The asymptotic behavior of globally smooth solutions of bipolar non-isentropic compressible Euler-Maxwell system for plasma

TL;DR

This paper analyzes the long-term decay rates of smooth solutions to the bipolar non-isentropic compressible Euler-Maxwell system in three dimensions, revealing how different physical quantities approach equilibrium over time.

Contribution

It establishes the $L^q$ decay rates for various physical quantities in the bipolar non-isentropic Euler-Maxwell system, highlighting differences from the unipolar case.

Findings

Total densities, temperatures, and magnetic field decay at rate $(1+t)^{-3/2+3q/2}$.

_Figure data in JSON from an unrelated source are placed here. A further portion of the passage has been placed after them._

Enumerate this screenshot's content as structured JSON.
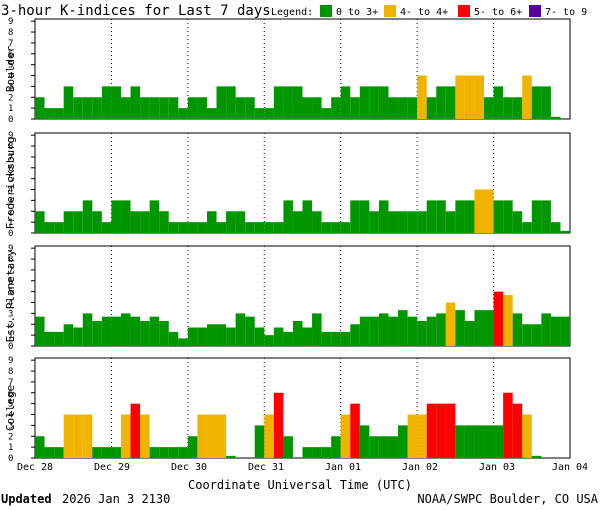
{
  "chart_data": {
    "type": "bar",
    "title": "3-hour K-indices for Last 7 days",
    "legend": {
      "label": "Legend:",
      "items": [
        {
          "label": "0 to 3+",
          "color": "#009600"
        },
        {
          "label": "4- to 4+",
          "color": "#f0b400"
        },
        {
          "label": "5- to 6+",
          "color": "#ff0000"
        },
        {
          "label": "7- to 9",
          "color": "#5a00a0"
        }
      ]
    },
    "x_tick_labels": [
      "Dec 28",
      "Dec 29",
      "Dec 30",
      "Dec 31",
      "Jan 01",
      "Jan 02",
      "Jan 03",
      "Jan 04"
    ],
    "xlabel": "Coordinate Universal Time (UTC)",
    "yticks": [
      "0",
      "1",
      "2",
      "3",
      "4",
      "5",
      "6",
      "7",
      "8",
      "9"
    ],
    "ylim": [
      0,
      9
    ],
    "bars_per_panel": 56,
    "series": [
      {
        "name": "Boulder",
        "values": [
          2,
          1,
          1,
          3,
          2,
          2,
          2,
          3,
          3,
          2,
          3,
          2,
          2,
          2,
          2,
          1,
          2,
          2,
          1,
          3,
          3,
          2,
          2,
          1,
          1,
          3,
          3,
          3,
          2,
          2,
          1,
          2,
          3,
          2,
          3,
          3,
          3,
          2,
          2,
          2,
          4,
          2,
          3,
          3,
          4,
          4,
          4,
          2,
          3,
          2,
          2,
          4,
          3,
          3,
          0.2,
          0
        ]
      },
      {
        "name": "Fredericksburg",
        "values": [
          2,
          1,
          1,
          2,
          2,
          3,
          2,
          1,
          3,
          3,
          2,
          2,
          3,
          2,
          1,
          1,
          1,
          1,
          2,
          1,
          2,
          2,
          1,
          1,
          1,
          1,
          3,
          2,
          3,
          2,
          1,
          1,
          1,
          3,
          3,
          2,
          3,
          2,
          2,
          2,
          2,
          3,
          3,
          2,
          3,
          3,
          4,
          4,
          3,
          3,
          2,
          1,
          3,
          3,
          1,
          0.2
        ]
      },
      {
        "name": "Est. Planetary",
        "values": [
          2.7,
          1.3,
          1.3,
          2,
          1.7,
          3,
          2.3,
          2.7,
          2.7,
          3,
          2.7,
          2.3,
          2.7,
          2.3,
          1.3,
          0.7,
          1.7,
          1.7,
          2,
          2,
          1.7,
          3,
          2.7,
          1.7,
          1,
          1.7,
          1.3,
          2.3,
          1.7,
          3,
          1.3,
          1.3,
          1.3,
          2,
          2.7,
          2.7,
          3,
          2.7,
          3.3,
          2.7,
          2.3,
          2.7,
          3,
          4,
          3.3,
          2.3,
          3.3,
          3.3,
          5,
          4.7,
          3,
          2,
          2,
          3,
          2.7,
          2.7
        ]
      },
      {
        "name": "College",
        "values": [
          2,
          1,
          1,
          4,
          4,
          4,
          1,
          1,
          1,
          4,
          5,
          4,
          1,
          1,
          1,
          1,
          2,
          4,
          4,
          4,
          0.2,
          0,
          0,
          3,
          4,
          6,
          2,
          0,
          1,
          1,
          1,
          2,
          4,
          5,
          3,
          2,
          2,
          2,
          3,
          4,
          4,
          5,
          5,
          5,
          3,
          3,
          3,
          3,
          3,
          6,
          5,
          4,
          0.2,
          0,
          0,
          0
        ]
      }
    ]
  },
  "footer": {
    "updated_label": "Updated",
    "updated_value": "2026 Jan  3 2130",
    "source": "NOAA/SWPC Boulder, CO USA"
  }
}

Differences in densities and temperatures decay at rate $(1+t)^{-2-1/q}$.

Velocity and electric field decay at rate $(1+t)^{-3/2+1/(2q)}$.

Abstract

The bipolar non-isentropic compressible Euler-Maxwell system is investigated in $R^3$ in the present paper, and the $L^q$ time decay rate for the global smooth solution is established. It is shown that the total densities, total temperatures and magnetic field of two carriers converge to the equilibrium states at the same rate $(1+t)^{-3/2+3q/2}$ in $L^q$ norm. But, both the difference of densities and the difference of temperatures of two carriers decay at the rate $(1+t)^{-2-\frac{1}{q}}$, and the velocity and electric field decay at the rate $(1+t)^{-3/2+\frac{1}{2q}}$. This phenomenon on the charge transport shows the essential difference between the non-isentropic unipolar Euler-Maxwell and the bipolar isentropic Euler-Maxwell system.